# Diamond State BBQ Championship 10/17



## irishteabear (Oct 3, 2009)

In case anyone's interested. http://www.doverdowns.com/dining/diamond-state-bbq/

I might be going, not sure yet.


----------



## alx (Oct 3, 2009)

Dawn-we will be their.Black Cat BBQ.Please look us up if you make it.Can be very windy and cool at Dover.Nice comp usually 76 plus teams.Interseting that it is in infield of monster mile anywho....

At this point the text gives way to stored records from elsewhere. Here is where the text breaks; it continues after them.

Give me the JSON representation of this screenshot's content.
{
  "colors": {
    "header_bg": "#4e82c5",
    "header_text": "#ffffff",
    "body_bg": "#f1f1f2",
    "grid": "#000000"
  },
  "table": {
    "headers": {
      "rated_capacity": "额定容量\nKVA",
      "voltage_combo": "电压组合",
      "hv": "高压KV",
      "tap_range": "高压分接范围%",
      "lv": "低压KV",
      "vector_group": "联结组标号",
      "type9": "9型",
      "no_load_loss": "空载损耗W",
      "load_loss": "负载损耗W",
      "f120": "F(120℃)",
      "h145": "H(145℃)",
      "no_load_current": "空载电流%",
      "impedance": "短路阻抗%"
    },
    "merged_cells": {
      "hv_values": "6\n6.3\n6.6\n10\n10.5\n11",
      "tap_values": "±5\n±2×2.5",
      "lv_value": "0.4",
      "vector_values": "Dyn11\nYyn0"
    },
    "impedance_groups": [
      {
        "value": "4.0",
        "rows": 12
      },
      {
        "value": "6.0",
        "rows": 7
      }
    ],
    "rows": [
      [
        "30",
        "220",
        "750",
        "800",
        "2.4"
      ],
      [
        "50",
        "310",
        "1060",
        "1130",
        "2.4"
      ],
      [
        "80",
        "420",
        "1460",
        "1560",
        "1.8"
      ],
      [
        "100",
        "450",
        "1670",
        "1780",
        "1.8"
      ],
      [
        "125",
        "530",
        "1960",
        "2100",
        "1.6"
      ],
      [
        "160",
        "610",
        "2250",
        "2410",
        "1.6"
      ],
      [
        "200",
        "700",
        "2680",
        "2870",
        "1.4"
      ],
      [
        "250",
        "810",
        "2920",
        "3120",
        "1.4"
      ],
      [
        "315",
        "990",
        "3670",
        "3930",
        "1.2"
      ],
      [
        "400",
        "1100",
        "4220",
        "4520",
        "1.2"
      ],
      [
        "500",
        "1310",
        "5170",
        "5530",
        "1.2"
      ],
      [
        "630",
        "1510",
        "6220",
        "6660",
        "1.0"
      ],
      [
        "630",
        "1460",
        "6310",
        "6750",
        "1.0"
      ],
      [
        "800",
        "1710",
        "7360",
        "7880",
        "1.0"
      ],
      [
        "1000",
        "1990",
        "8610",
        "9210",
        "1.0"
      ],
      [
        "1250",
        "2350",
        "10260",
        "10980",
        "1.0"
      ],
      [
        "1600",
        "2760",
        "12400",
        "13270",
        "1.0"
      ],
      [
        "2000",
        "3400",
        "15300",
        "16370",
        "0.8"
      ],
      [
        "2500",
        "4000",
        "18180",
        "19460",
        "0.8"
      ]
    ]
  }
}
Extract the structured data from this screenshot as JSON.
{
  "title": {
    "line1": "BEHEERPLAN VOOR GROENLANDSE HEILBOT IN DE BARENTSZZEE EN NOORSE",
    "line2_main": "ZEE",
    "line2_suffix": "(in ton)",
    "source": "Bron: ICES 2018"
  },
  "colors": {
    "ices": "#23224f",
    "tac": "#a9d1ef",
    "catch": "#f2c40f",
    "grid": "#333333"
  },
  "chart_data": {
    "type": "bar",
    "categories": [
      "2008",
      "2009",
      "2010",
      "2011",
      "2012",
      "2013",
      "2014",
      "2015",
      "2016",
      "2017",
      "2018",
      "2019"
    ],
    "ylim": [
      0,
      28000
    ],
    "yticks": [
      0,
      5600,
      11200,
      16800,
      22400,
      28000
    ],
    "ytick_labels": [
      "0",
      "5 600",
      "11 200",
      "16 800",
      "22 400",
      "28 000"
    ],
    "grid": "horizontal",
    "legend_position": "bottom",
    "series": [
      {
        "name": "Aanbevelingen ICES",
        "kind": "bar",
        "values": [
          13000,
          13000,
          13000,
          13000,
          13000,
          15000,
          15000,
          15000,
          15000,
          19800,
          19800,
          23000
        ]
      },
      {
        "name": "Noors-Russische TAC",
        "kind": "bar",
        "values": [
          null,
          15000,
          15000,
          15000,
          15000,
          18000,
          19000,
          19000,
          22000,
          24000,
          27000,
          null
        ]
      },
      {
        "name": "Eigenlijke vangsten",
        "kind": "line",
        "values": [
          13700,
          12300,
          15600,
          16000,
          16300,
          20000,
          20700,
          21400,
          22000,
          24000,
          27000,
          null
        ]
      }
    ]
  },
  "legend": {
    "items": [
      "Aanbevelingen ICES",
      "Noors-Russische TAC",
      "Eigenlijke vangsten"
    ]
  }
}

They send a bus out to the competitors to go to the slots etc...LMAO


Please say Howdy if you make it....


----------



## irishteabear (Oct 3, 2009)

I will be sure to stop in if I go, Alex.


----------



## fire it up (Oct 4, 2009)

As far as right now goes I'm still planning on going, if I do I got you some peach wood Alex, I'll have to make sure I remember it.
Dover is about a 2 hour drive for me but I lived there for a couple of years and made the drive many times.


----------



## alx (Oct 4, 2009)

Even if you cant make it i will send you the postage for peach wood....

We did 3 categories top 8 today in front royal virginia and bombed on 4th.

Finished 8th but could easily have won.That is why it is competitionn...

Still made some cash....Love to see you if you can make it..We have a big warm r.v. and plenty of food-liquids etc.....


----------